Faster Internet = More Cloud
When meeting with new companies, Internet speed is always a concern and a limitation to cloud adoption. A few times, I have made the mistake of allowing a potential client to get excited about how all of their pain points will be cured by our cloud prescription, only to find out that their companies’ Internet speed is too slow to even send incremental nightly backups. The new LTE (Long Term Evolution) network will open up more doors for increased cloud use in both personal and enterprise applications.
Canadians have an average broadband download rate of 11.3 Mbps, while LTE can achieve theoretical download speeds of up to 150 Mbps to Mobile Devices. These speeds create a huge opportunity to access information from the cloud at the blink of an eye. Anyone who uses a CRM on a daily basis has experienced what I call the “Starbucks Lag”, referring to the loading delay caused by too many people on a WIFI network. With speeds that LTE provides, the user will not be able to tell the difference between files accessed locally, or from the cloud. For example, with LTE you can download a 2 hour movie within a few minutes, and download an MP3 in just seconds.
I have the iPhone 5, and have always been a huge fan of the Skype application for both PC and iPhone. For less than $5 a month, I get unlimited North American calls to phone lines. With the new LTE network, I am tempted to get rid of my voice plan completely. When comparing the Skype and Phone applications on the iPhone, the dial pads look identical, so why not just run all of my outgoing calls through my data package? I work in Business Development and have a hybrid meeting model between remote and on site, so I use the GoTo Meeting App religiously. I have noticed that with the new LTE speeds, I have confidence that GoTo meetings and conference bridges will run seamlessly during and travel time will not affect my productivity.
One of the coolest innovations I have seen was on the new Verizon commercial, demonstrating how cloud computing can save lives. (http://www.ispot.tv/ad/7wsp/verizon-powerful-answers-firefighters) In summary, they have leveraged cloud technologies and designed a protective display for firefighters to wear, which gives them vision in any circumstance.

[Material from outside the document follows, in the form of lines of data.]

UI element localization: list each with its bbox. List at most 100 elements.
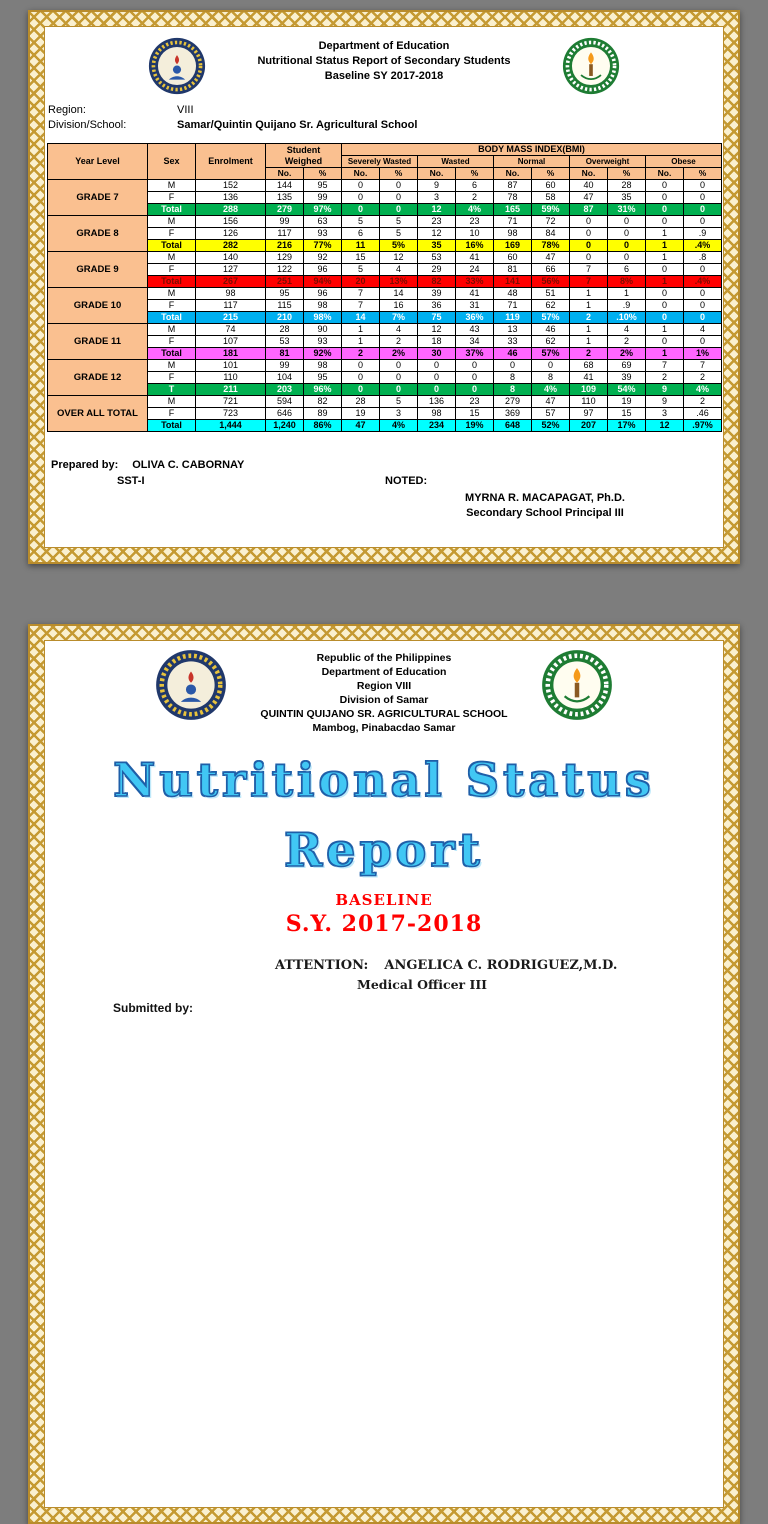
data-cell: 140 bbox=[195, 251, 266, 264]
col-header-pct: % bbox=[531, 167, 570, 180]
col-header-pct: % bbox=[607, 167, 646, 180]
data-cell: 1 bbox=[645, 251, 684, 264]
data-cell: 0 bbox=[417, 383, 456, 396]
data-cell: 1 bbox=[645, 323, 684, 336]
table-row: T 211 203 96% 0 0 0 0 8 4% 109 54% 9 4% bbox=[48, 383, 722, 396]
data-cell: 0 bbox=[417, 371, 456, 384]
data-cell: 95 bbox=[303, 371, 342, 384]
col-header-bmi: BODY MASS INDEX(BMI) bbox=[341, 143, 722, 156]
report-page-1: Department of Education Nutritional Stat… bbox=[28, 10, 740, 564]
data-cell: 99 bbox=[265, 215, 304, 228]
data-cell: 0 bbox=[379, 179, 418, 192]
data-cell: 9 bbox=[645, 395, 684, 408]
col-header-pct: % bbox=[379, 167, 418, 180]
data-cell: 0 bbox=[341, 179, 380, 192]
prepared-by-position: SST-I bbox=[117, 475, 145, 487]
data-cell: 648 bbox=[493, 419, 532, 432]
data-cell: 33 bbox=[493, 335, 532, 348]
data-cell: 0 bbox=[683, 335, 722, 348]
data-cell: 35 bbox=[607, 191, 646, 204]
data-cell: .46 bbox=[683, 407, 722, 420]
data-cell: 0 bbox=[645, 335, 684, 348]
division-label: Division/School: bbox=[48, 119, 127, 131]
data-cell: 23 bbox=[455, 215, 494, 228]
data-cell: 47 bbox=[531, 395, 570, 408]
data-cell: 9 bbox=[417, 179, 456, 192]
data-cell: 19 bbox=[341, 407, 380, 420]
data-cell: 1 bbox=[569, 287, 608, 300]
data-cell: 41 bbox=[569, 371, 608, 384]
data-cell: 1 bbox=[569, 299, 608, 312]
data-cell: 31% bbox=[607, 203, 646, 216]
deped-seal-icon bbox=[148, 37, 206, 95]
data-cell: 12 bbox=[417, 203, 456, 216]
data-cell: 0 bbox=[379, 203, 418, 216]
data-cell: 84 bbox=[531, 227, 570, 240]
data-cell: 0 bbox=[341, 191, 380, 204]
data-cell: 13 bbox=[493, 323, 532, 336]
data-cell: 81 bbox=[265, 347, 304, 360]
data-cell: 77% bbox=[303, 239, 342, 252]
data-cell: 0 bbox=[341, 359, 380, 372]
sex-cell: F bbox=[147, 191, 196, 204]
data-cell: 69 bbox=[607, 359, 646, 372]
data-cell: 1 bbox=[645, 347, 684, 360]
data-cell: 75 bbox=[417, 311, 456, 324]
data-cell: 215 bbox=[195, 311, 266, 324]
data-cell: 117 bbox=[195, 299, 266, 312]
data-cell: 37% bbox=[455, 347, 494, 360]
data-cell: 1% bbox=[683, 347, 722, 360]
data-cell: 93 bbox=[303, 227, 342, 240]
data-cell: 1 bbox=[645, 275, 684, 288]
table-row: F 127 122 96 5 4 29 24 81 66 7 6 0 0 bbox=[48, 263, 722, 276]
data-cell: 8% bbox=[607, 275, 646, 288]
sex-cell: Total bbox=[147, 239, 196, 252]
data-cell: 0 bbox=[645, 215, 684, 228]
data-cell: 97% bbox=[303, 203, 342, 216]
data-cell: 723 bbox=[195, 407, 266, 420]
data-cell: 0 bbox=[379, 359, 418, 372]
report-meta: Region: VIII Division/School: Samar/Quin… bbox=[45, 103, 723, 133]
data-cell: 87 bbox=[493, 179, 532, 192]
prepared-by-label: Prepared by: bbox=[51, 459, 119, 471]
table-row: F 117 115 98 7 16 36 31 71 62 1.9 0 0 bbox=[48, 299, 722, 312]
table-row: Total 215 210 98% 14 7% 75 36% 119 57% 2.10% 0 0 bbox=[48, 311, 722, 324]
data-cell: 251 bbox=[265, 275, 304, 288]
data-cell: 2 bbox=[341, 347, 380, 360]
data-cell: 74 bbox=[195, 323, 266, 336]
data-cell: 107 bbox=[195, 335, 266, 348]
data-cell: 78 bbox=[493, 191, 532, 204]
sex-cell: M bbox=[147, 179, 196, 192]
table-row: GRADE 10 M 98 95 96 7 14 39 41 48 51 1 1 0 0 bbox=[47, 287, 722, 324]
data-cell: 12 bbox=[645, 419, 684, 432]
data-cell: 267 bbox=[195, 275, 266, 288]
data-cell: 4% bbox=[379, 419, 418, 432]
table-row: GRADE 12 M 101 99 98 0 0 0 0 0 0 68 69 7 7 bbox=[47, 359, 722, 396]
data-cell: 12 bbox=[417, 323, 456, 336]
data-cell: 95 bbox=[303, 179, 342, 192]
data-cell: 7 bbox=[341, 299, 380, 312]
data-cell: 3 bbox=[417, 191, 456, 204]
sex-cell: M bbox=[147, 287, 196, 300]
table-row: F 126 117 93 6 5 12 10 98 84 0 0 1.9 bbox=[48, 227, 722, 240]
data-cell: 0 bbox=[607, 239, 646, 252]
table-row: F 110 104 95 0 0 0 0 8 8 41 39 2 2 bbox=[48, 371, 722, 384]
sex-cell: M bbox=[147, 251, 196, 264]
letterhead-line: QUINTIN QUIJANO SR. AGRICULTURAL SCHOOL bbox=[260, 708, 508, 720]
data-cell: 2 bbox=[569, 311, 608, 324]
sex-cell: Total bbox=[147, 347, 196, 360]
data-cell: 2% bbox=[607, 347, 646, 360]
data-cell: 2 bbox=[569, 347, 608, 360]
prepared-by-row: Prepared by: OLIVA C. CABORNAY bbox=[51, 459, 244, 471]
col-header-no: No. bbox=[341, 167, 380, 180]
data-cell: 4% bbox=[531, 383, 570, 396]
data-cell: 71 bbox=[493, 215, 532, 228]
year-level-cell: GRADE 9 bbox=[47, 251, 148, 288]
data-cell: 14 bbox=[379, 287, 418, 300]
table-row: GRADE 11 M 74 28 90 1 4 12 43 13 46 1 4 1 4 bbox=[47, 323, 722, 360]
data-cell: .9 bbox=[683, 227, 722, 240]
data-cell: 0 bbox=[531, 359, 570, 372]
data-cell: 39 bbox=[417, 287, 456, 300]
data-cell: 28 bbox=[265, 323, 304, 336]
report-title-line2: Nutritional Status Report of Secondary S… bbox=[257, 55, 511, 67]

As more data is stored in the cloud, the hardware costs for computers and devices will go down, making information more accessible for developing countries. We have seen this in India with the Aakash, a $35 dollar tablet running on android designed to connect link 25,000 collages and 400 universities in an e-learning program. (http://tech2.in.com/features/tablets/aakash-2-indias-low-cost-tablet-dream-come-true/656122) The speed with which these technologies are improving is exponential, so when I think forward 10 years from now, I imagine the day where we will access everything from the cloud, including a cell phone’s operating system. Who knows, maybe someday cell phone devices become carrier agnostic. Instead of buying a Rogers iPhone with iOS preloaded, maybe we will just be buying a low cost screen that streams everything. At that point, all you have to do is purchase the licenses for whichever OS you want from Apple, Android, or heck, maybe even give the new BB10 a shot.
Overall, I am excited to see the future of how we access applications as Internet and wireless speeds increase. My predictions might be a bit far-fetched, but I still remember my sister yelling at me because our dial up Internet connection was blocking the phone line…and that was only 10 years ago.